I had to laugh out loud. Some metaphors take some time to extract. This one was as plain as a pile of manure on a freshly mowed lawn.
We can choose to be irritated by any number of things in our day, but ultimately if we are not willing to do anything to change them, we might as well be open to the possibility that maybe a crappy situation is just an opportunity to grow in unexpected ways, or an opportunity to laugh at how silly we are and how playful the world can be if we let go of the reins a bit.
Be the pumpkin. Embrace the round orange, preposterous side of your soul. Let it grow so absurdly large it eclipses all the space that used to be filled with unimportant daily irritation.
I used to love sunflowers because I thought they always faced towards the sun. This seemed simple and lovely, a reminder to be positive. The truth is even better. According to a article on NPR by Merrit Kennedy, “A young flower faces east at dawn and greets the sun, then slowly turns west as the sun moves across the sky. During the night, it slowly turns back east to begin the cycle again…The researchers found that the plant's turning is actually a result of different sides of the stem elongating at different times of day.” It is the growth of the stem that turns the flower. When scientists tied up the flowers so they could not move throughout the day, they found they actually had decreased biomass. This is so much more realistic a metaphor and parallel for life. In times of growth, we are strongest if we can embrace both the light and the dark, more powerfully alive if we can move fluidly between all the emotions that make us human. Sometimes it takes great courage to keep moving when faced with the pitch dark of reality in ourselves and the world around us, but the reward is we can more fully appreciate the brilliance of sun on our face when it occurs.

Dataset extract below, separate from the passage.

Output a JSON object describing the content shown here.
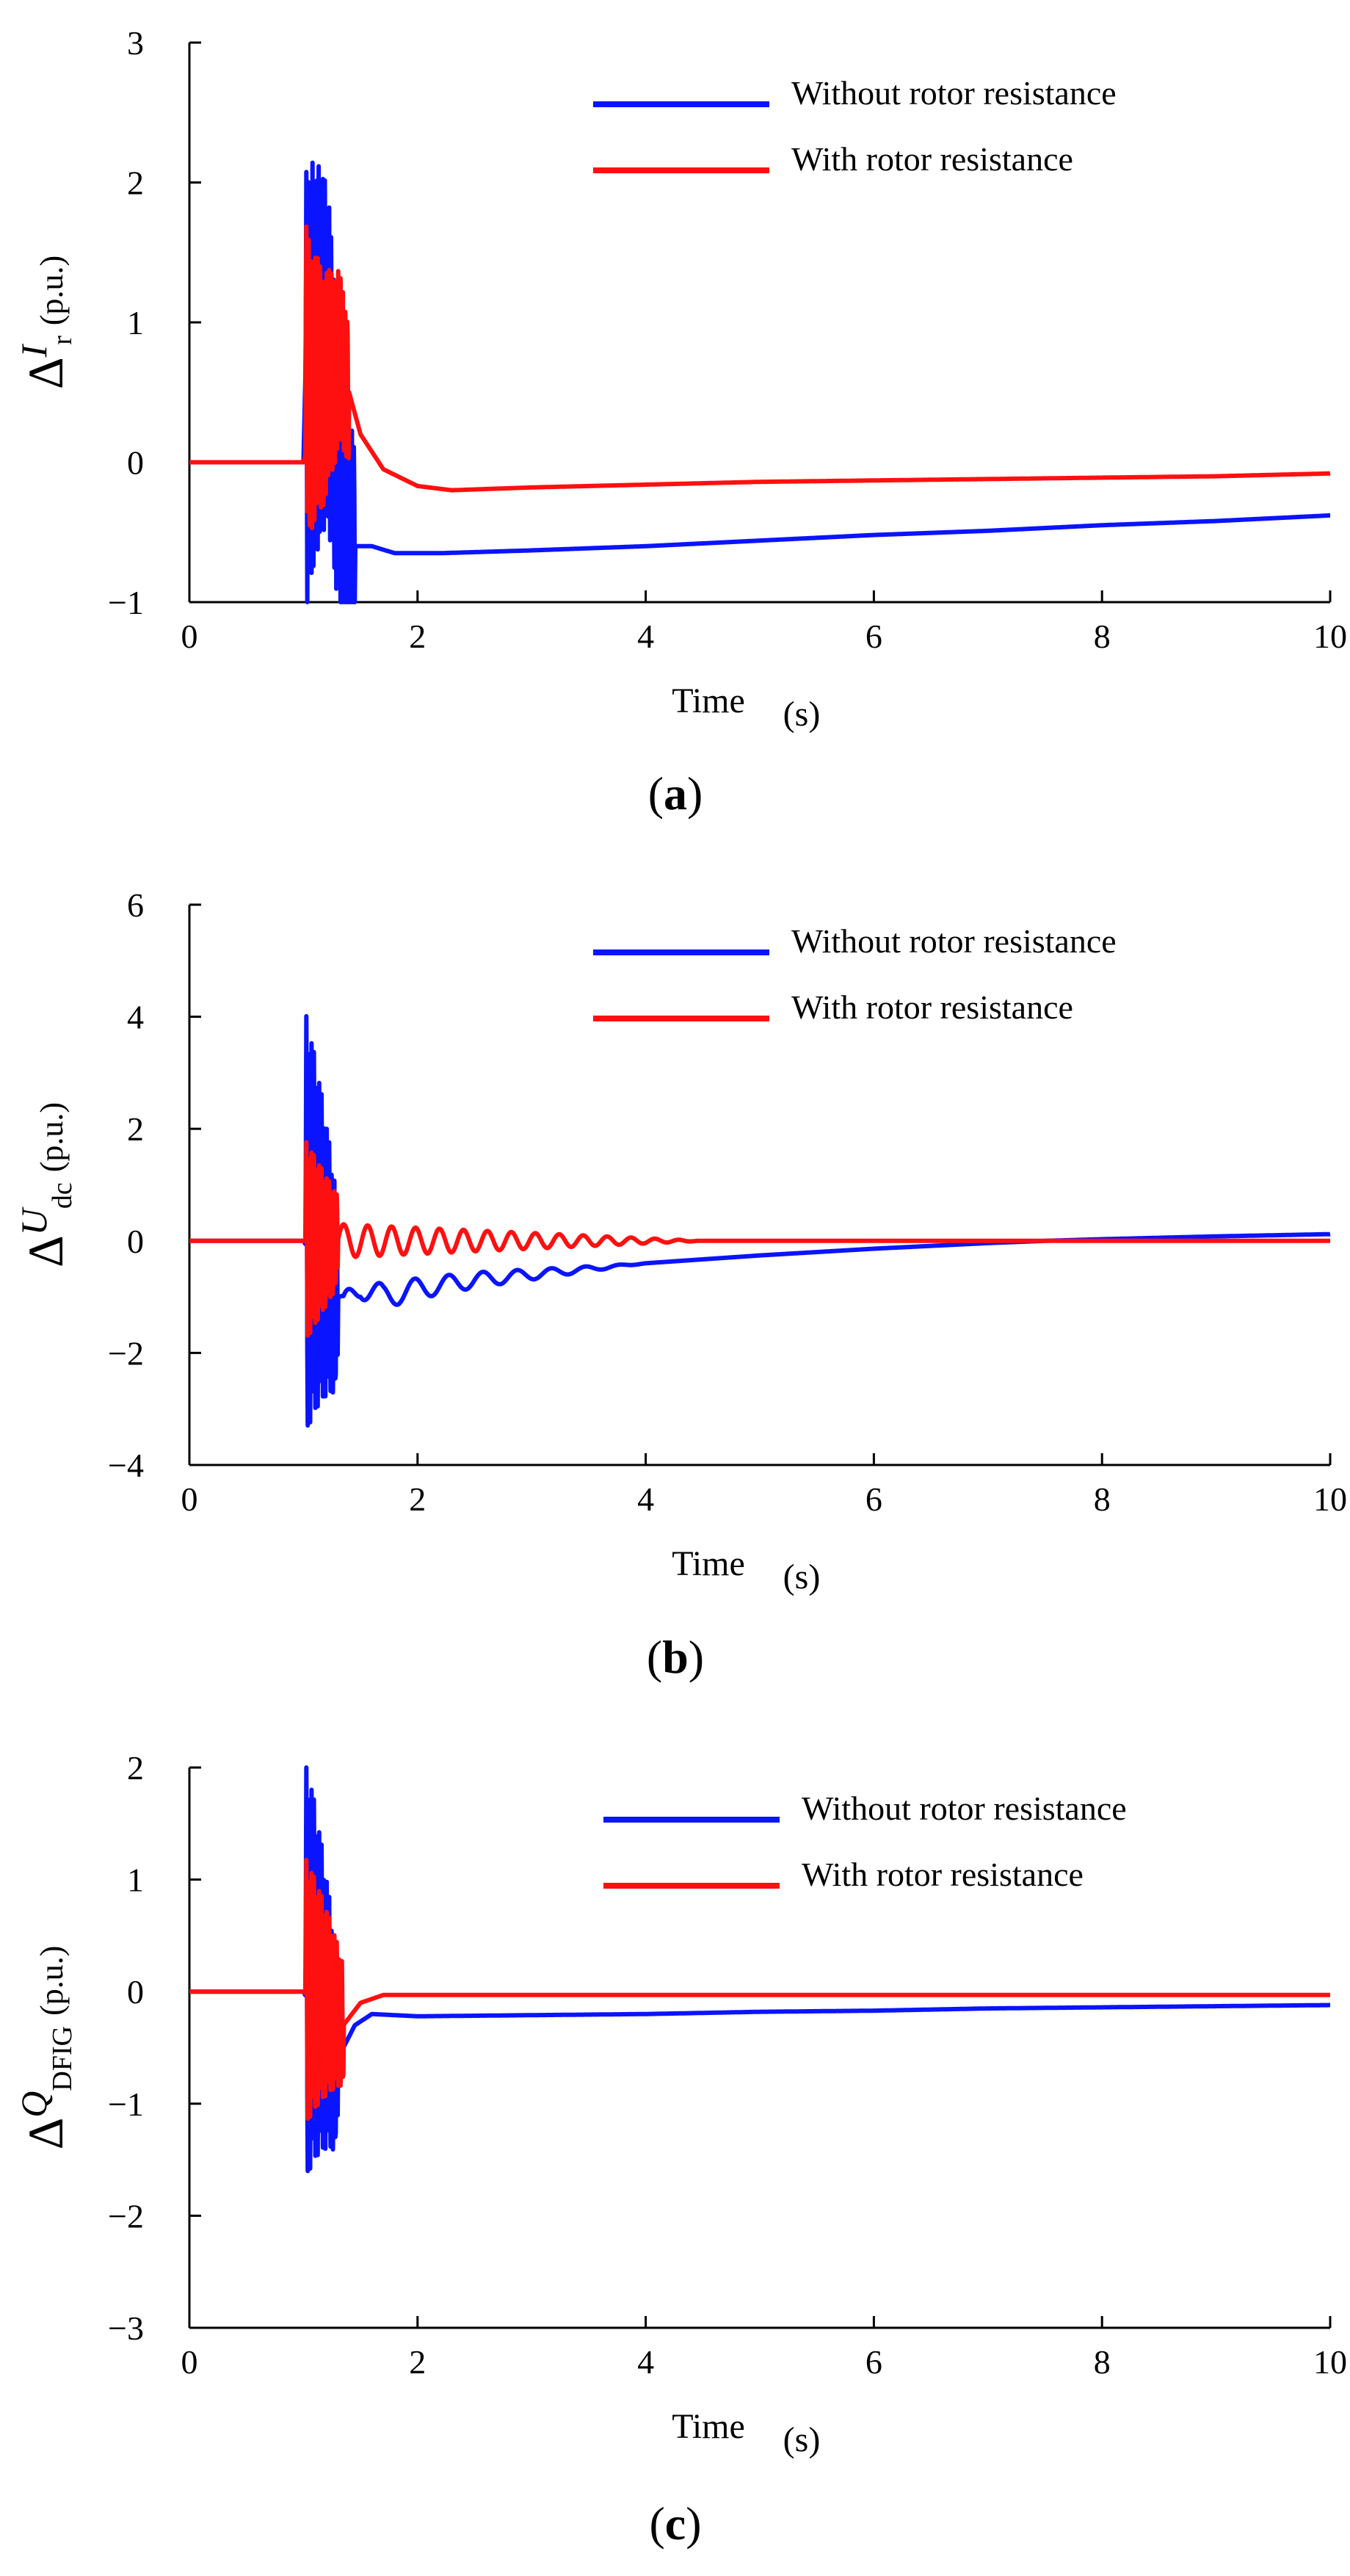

When sunflowers reach maturity, they stop moving and face East where they can collect the most warmth and sun. We all know what times like this feel like, times when we feel centered, calm, in no rush to go anywhere. This is the prize for the work of moving even when growth is tiring. Unlike Sunflowers, humans live long lives and these times of stillness and contentment are fleeting, but perhaps the universal draw of the sunflower is not so much about blind positivity as it is about moving to face both the good and the bad with equal grace, so that we are always growing.
Be the sunflower. Soak up the radiant beauty of all emotions. Move between darkness and light each day trusting a time will come when the light will win.